• U.S.

Business & Finance: Wire v. Wireless

3 minute read
TIME

Insistent has been the rumor of a merger between Radio Corp. of America and Western Union Telegraph Co. Presidents of both companies have admitted “conversations.” denied merger plans. Last week it became apparent that at least one current merger denial was supported by the facts. Abruptly, R.C.A. threw down the gage of battle to Western Union and announced the birth of R.C.A. Communications, Inc., to compete directly with U.S. telegraph companies.

As everyone knows, Western Union and Postal Telegraph (I.T.& T. subsidiary) are the two giants in the field. As President of the super-giant Western Union, Newcomb Carlton took up R.C.A.’s gage. Unimpressed by the wireless threat, he snapped: “The Radio Corporation has nothing we now wish to use, and if we ever need anything they have, we can get it from other sources. For the time being, at least, we will view the disposal of the Radio Corporation as an interesting scientific development.”

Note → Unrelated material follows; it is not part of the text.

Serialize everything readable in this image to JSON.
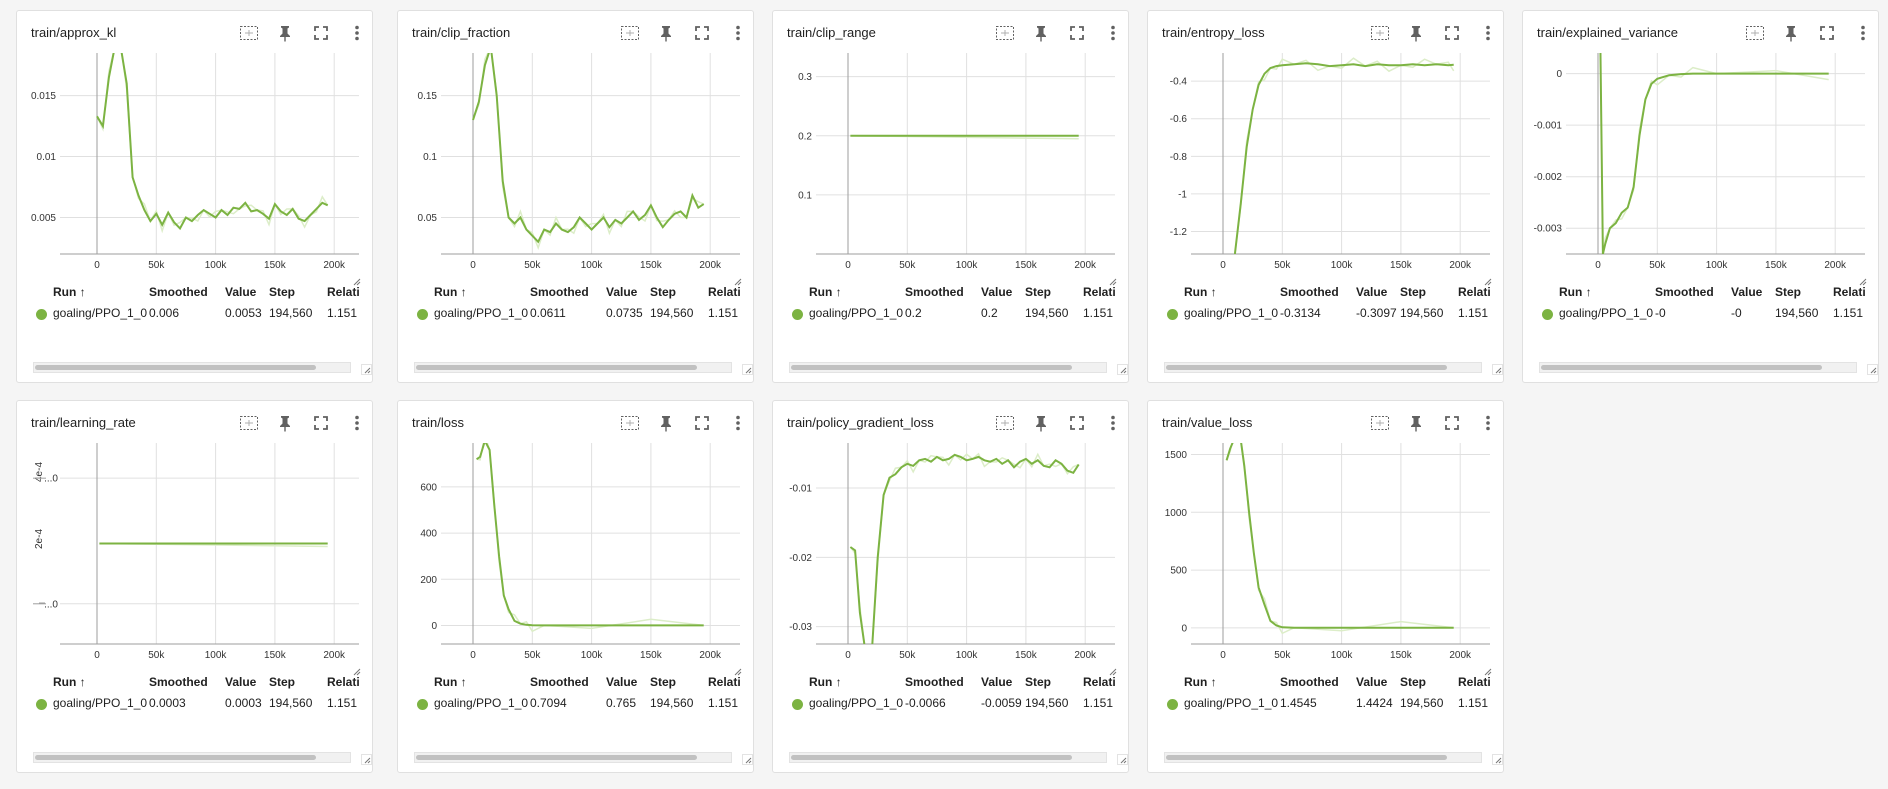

If war there is to be, the telegraph companies now appear to have the whip hand. R.C.A. radio circuits terminate at New York on the East Coast and San Francisco on the West Coast. Blank of its stations is the whole interior. Not only can it transmit no domestic messages, but all messages from the interior for radio transmission abroad must be relayed to the coast over Western Union wires. Tentative, temporary are R.C.A.’s “agree ments” with these companies. Therefore, to escape this bondage, R.C.A. Communications has applied to the Federal Radio Commission for 67 wave lengths to be used in domestic service. It will mean extending to 31 inland centres radio service by R.C.A. Communications.

Two radio rivals to the newborn company have already appeared. Earliest of all in the field was Universal Wireless Communications Co, of Buffalo, which obtained late last year (TIME, Jan. 7) from the Federal Radio Commission a generous helping of wave lengths. This is still a dark horse; no steps have been taken to establish its proposed radio network between no U.S. cities. Postal Telegraph itself is the other rival: it has also applied to the Commission for domestic wave lengths. If radiotelephonic hookups, now a possibility, become a reality, the remaining great communications company, American Telephone & Telegraph Co., will be drawn into the fight.

Apart from telegraphy, Newcomb Carlton has two hobbies. As the largest employer of boys in the world (15,000 youths in forest green deliver telegrams for Western Union), he is interested in boys. Ship models, his other hobby, overflow his summer home at Wood’s Hole, Mass. His only son, Winslow Carlton, is a Senior at Harvard. Since 1914 Mr. Carlton has been President of Western Union. Recently The Daily Princetonian pulled a publicity stunt. It telegraphed many a prominent man asking: If you had only 24 more hours to live, what would you do with the time? Prepaid, the telegraphic query came to Mr. Carlton. Immediately he wired back: “I would spend it in prayer for Princeton.”